Quem diria, num lugar tão feio, num momento tão triste, esquecido de tudo. Num canto qualquer da cidade, uma paróquia pobre, um pátio frio. Chão e paredes enegrecidos. Tintas descascando, os homens e mulheres também. Quem diria que num lugar assim, num dia qualquer, dois homens reaqueceriam um ao outro ao - finalmente - reconhecerem-se como passageiros de um mesmo barco. Reconhecerem-se como o que verdadeiramente são: filhos de uma mesma tragédia.

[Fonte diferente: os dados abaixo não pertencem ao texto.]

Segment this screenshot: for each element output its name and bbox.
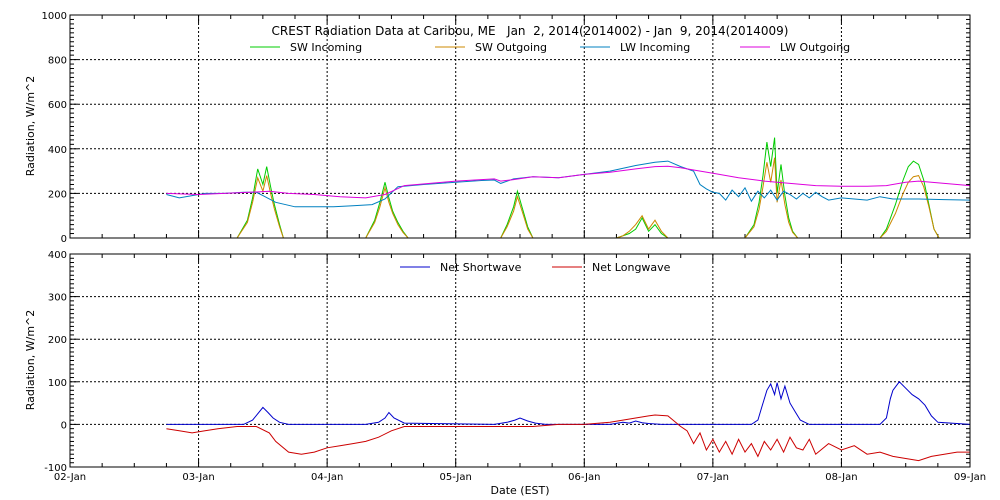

Obrigado por ter passado esse tempo aqui, junto de mim, refletindo sobre a vida dos dois homens. O mundo não repararia neles, não possuem nada de distinto. São apenas mais dois ferrados.

Espero que não se esqueça deste momento.

Que isso lhe sirva de alguma coisa.

Que você não precise chegar ao fundo do poço para reconhecer-se no próximo.